Tuesday, March 30, 2010

My weekend was:

I love to prepare food for people, so it didn't take much convincing for me to volunteer to cook for Rob’s botany field trip on the weekend: a total of 21 students and 6 staff. We did a scaled down version of my birthday dinner. I’d been busy during the week and had made a double batch (each) of Turkish Delight, Baklava and Nummoora (semolina cake).

So Saturday dawned, and after dropping Rob off at Uni I headed to Salamanca to buy herbs from the Hmong people. The smell of fresh mint and parsley filled the car- I love that fragrance, better than any expensive perfume! After packing the van with ingredients and equipment I drove to Orford to the camp behind Spring Beach. It has a commercial kitchen so it was going to be nice to spread out and have enough room to prepare the food.

After unpacking, I got the eggplants burning nicely on the hotplate to create lovely smoky baba ghannooj. Meanwhile I set about roasting walnuts in the oven and juicing lemons for the dips and salad. Unfortunately my luck ran out with the big food processor – I pressed all the buttons and fiddled with it but couldn’t get it to work. It would have been great as I would have only had to do 1 batch of each of the three dips. I had come prepared though, so out came our dinky little 500mL food processor. I’m surprised it didn’t blow up cause I had to do the hummus, baba ghannooj and muhammara (red pepper & walnut) in 5 batches!

After a quick clean up, I set up the tables in a long row, the gym is perhaps not as nice a setting as the royal tennis club, but it didn’t look too bad with the white tablecloth, magenta runner, Moroccan lanterns and candles.

Next was top and tailing the beans for the Loubyeh bi Zayt (green beans cooked with tomatoes, olive oil and allspice). I was in the middle of this when everyone arrived, which was excellent timing. The kitchen became a hive of activity; my Sous-chef (Rob) made lamb kofte with Ras el Hanout, mint, red onion and lemon rind, and my kitchen assistants chopped mint, parsley, tomatoes, lettuce, cucumbers and radishes. I got the beans going at the stove, and got used to directing other people in the kitchen!

Whilst Rob grilled the lamb kofte and the Za’atar chicken kebabs, I set out the dips and cacik, drizzling them with olive oil and decorating them with paprika and herbs.

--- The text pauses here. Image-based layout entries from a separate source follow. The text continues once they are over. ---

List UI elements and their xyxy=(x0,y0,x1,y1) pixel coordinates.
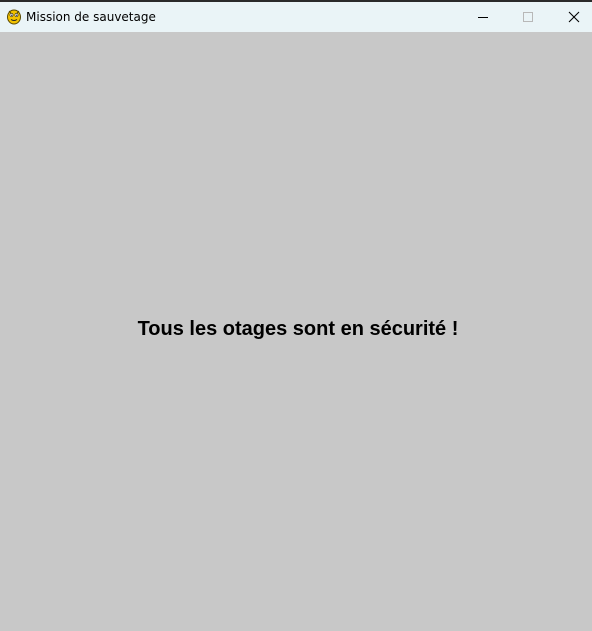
window-title: Mission de sauvetage xyxy=(26,10,156,24)
maximize-icon xyxy=(522,8,534,27)
app-window: Mission de sauvetage Tous les otages son… xyxy=(0,0,592,631)
close-icon xyxy=(568,8,580,27)
minimize-icon xyxy=(477,8,489,27)
game-canvas[interactable]: Tous les otages sont en sécurité ! xyxy=(0,32,592,631)
close-button[interactable] xyxy=(551,2,592,32)
minimize-button[interactable] xyxy=(460,2,506,32)
pygame-snake-icon xyxy=(6,8,22,25)
status-message: Tous les otages sont en sécurité ! xyxy=(137,318,459,340)
title-bar[interactable]: Mission de sauvetage xyxy=(0,2,592,32)
maximize-button[interactable] xyxy=(505,2,551,32)
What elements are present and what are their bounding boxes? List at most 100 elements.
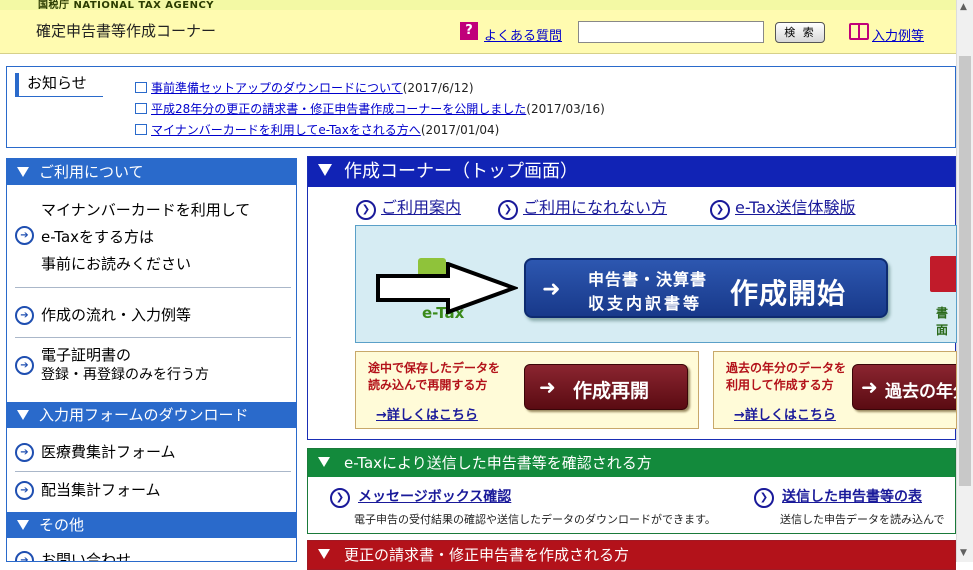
message-box-description: 電子申告の受付結果の確認や送信したデータのダウンロードができます。 bbox=[354, 513, 716, 526]
triangle-down-icon bbox=[17, 167, 29, 177]
arrow-right-icon: ➜ bbox=[539, 375, 556, 399]
etax-confirm-panel: e-Taxにより送信した申告書等を確認される方 ❯ メッセージボックス確認 電子申… bbox=[307, 448, 956, 534]
desc-line: 過去の年分のデータを bbox=[726, 361, 847, 375]
start-button-label: 作成開始 bbox=[730, 277, 847, 310]
faq-link[interactable]: よくある質問 bbox=[484, 25, 562, 44]
panel-header: e-Taxにより送信した申告書等を確認される方 bbox=[308, 449, 955, 477]
scroll-down-icon[interactable]: ▼ bbox=[960, 548, 967, 558]
sidebar-item-contact[interactable]: ➔ お問い合わせ bbox=[15, 547, 291, 562]
creation-corner-panel: 作成コーナー（トップ画面） ❯ ご利用案内 ❯ ご利用になれない方 ❯ e-Tax送信… bbox=[307, 156, 957, 440]
panel-header: 作成コーナー（トップ画面） bbox=[308, 157, 955, 187]
start-button-sub1: 申告書・決算書 bbox=[588, 270, 708, 289]
search-button[interactable]: 検 索 bbox=[775, 22, 825, 43]
sidebar-item-mynumber[interactable]: ➔ マイナンバーカードを利用して e-Taxをする方は 事前にお読みください bbox=[15, 197, 291, 278]
resume-description: 途中で保存したデータを 読み込んで再開する方 bbox=[368, 360, 500, 394]
start-creation-button[interactable]: ➜ 申告書・決算書 収支内訳書等 作成開始 bbox=[524, 258, 888, 318]
arrow-circle-icon: ➔ bbox=[15, 306, 34, 325]
window-icon bbox=[135, 103, 147, 114]
sidebar-item-line: マイナンバーカードを利用して bbox=[41, 201, 251, 219]
resume-button[interactable]: ➜ 作成再開 bbox=[524, 364, 688, 410]
past-year-button[interactable]: ➜ 過去の年分 bbox=[852, 364, 956, 410]
site-title: 確定申告書等作成コーナー bbox=[36, 22, 217, 40]
link-label: e-Tax送信体験版 bbox=[735, 198, 856, 217]
message-box-link[interactable]: ❯ メッセージボックス確認 bbox=[330, 486, 511, 508]
input-example-link[interactable]: 入力例等 bbox=[872, 25, 924, 44]
panel-title: 更正の請求書・修正申告書を作成される方 bbox=[344, 546, 630, 564]
panel-header: 更正の請求書・修正申告書を作成される方 bbox=[308, 541, 955, 569]
triangle-down-icon bbox=[17, 410, 29, 420]
desc-line: 読み込んで再開する方 bbox=[368, 378, 488, 392]
sent-documents-link[interactable]: ❯ 送信した申告書等の表 bbox=[754, 486, 922, 508]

In the final rush I tossed the salads and sprinkled them with sumac, and then we took all the dishes out to the long table.

The students were suitably impressed and appreciative. Rob introduced me as their chef for the evening and ran through the menu. Then everyone tucked in, apart from an occasional “ohh” or “ahh” all was silent for awhile. After clearing the main course from the table we sat chatting over the sweets.It was a great evening, and although I was satisfied I was pretty tired by the end of it all. Cooking for more than 6 people always increases my respect for real chefs- it is pretty tough, both mentally (making sure everything is ready at the right time) and physically (it was such a long day for me, and my back and knees are still recovering). But the pain must be easily forgotten, like women having more than one baby. On Monday I brought in the leftover sweets for my workmates, and afterwards I agreed to do it for our Christmas lunch this year!


ut si said...

How do you do this Hazel? You are amazing.

Michelle said...

What an incredible feat M! It all sounds so delicious. Fantastic photo too.

I love the smell of parsley and mint too - can't grow enough of it in my garden.

Victor said...

You made it looks so good and so fun. Nice touch with candles. I can imagine some background middle eastern music, with a beautiful Belly Dancer teasing the diners. Maybe it is time for you to start your own Middle Eastern catering business. :-)

Stephen Estcourt said...

Big effort. A great achievement Hazel

Hazel said...

Thanks guys- it was a fun evening. Rob's camera is amazing, Nikon super dooper something or rather! Can take photos in the dark that look like you haven't used a flash.